In order to get real performance advantages of multi-core machines, programmers need to build parallel applications. However, building this kind of application is a demanding and error-prone task. Many programming languages, e.g., Go, Scala, Java, Erlang, C#, and Lua, implement their own number of constructs for concurrent/parallel programming.

Considering the discrepancies among the many existing approaches for concurrent programming, we would like to know how programmers use them, in terms of frequency of use, the system evolution along time and if programs are becoming more concurrent along their versions. More generally, we would like to know what programming constructs developers actually use to build concurrent systems, especially if programmers are aware about evolution/transition of single-core to muilt-core.

On the one hand, knowing how commonly programmers use these constructs may help researchers to design new mechanisms or improve existing ones, based on development practice. In addition, it can point out the real needs of developers, not only in terms of new or improved mechanisms, but in terms of refactoring and reengineering tools and techniques that can help them to incorporate these mechanisms into existing systems.

On the other hand, developer awareness about these usage patterns might lead to more efficient use of existing abstractions. Finally, for both researchers and developers, it is important to understand trends in software engineering and only a large scale study can gather that kind of information.

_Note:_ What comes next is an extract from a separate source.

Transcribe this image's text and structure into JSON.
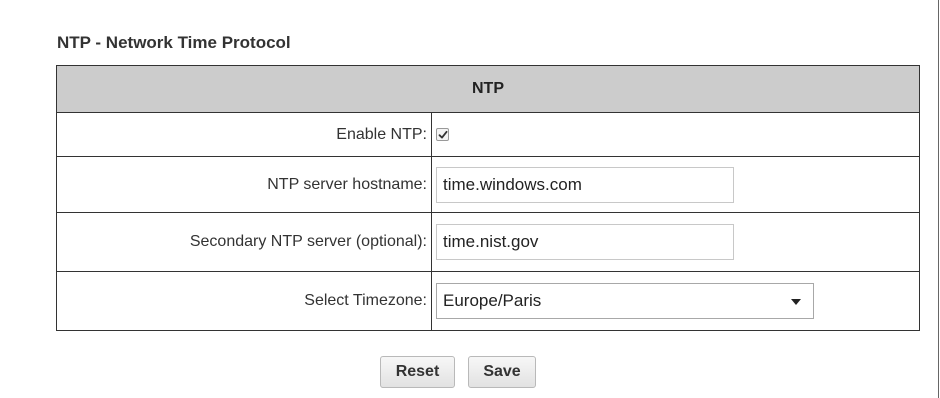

In this work we present an empirical study targeting a large-scale Java open source repository. Our main goal is to answer these research questions:

  • RQ1 - Have developers embraced concurrent programming?
  • RQ2 - Have developers moved to library-based concurrency?
  • RQ3 - How quickly do developers start using the j.u.c. library?
  • RQ4 - How do developers protect accesses to shared variables?
  • RQ5 - Are developers using thread-safe data structures?
  • RQ6 - How often do developers employ condition-based synchronization?
  • RQ7 - Do developers worry about errors that might cause threads to end abruptly?

Groundhog Infrastructure

Groundhog Architeture

The crawlers are an extention of Crawler4j, an open source web crawler application, treating multithreaded and written in Java. We also implemented additional scripts to order project versions and to check if the target project is ready to be analyzed, fixing its structure when necessary. To collect concurrency metrics we used the JavaCompiler class to parse the source code and build parse trees. The trees are traversed and the metrics are extracted and stored in text files. Metrics collection consisted of counting numbers of lines, imports, class instantiations, methods invocation, class extensions, interface implementations, and uses of some Java keywords. Some collected metrics are: numbers of extends Thread, implements Runnable, import j.u.c, sync methods, sync blocks, Hashtable, HashMap, ConcurrentHashMap AtomicInteger, Lines of Code.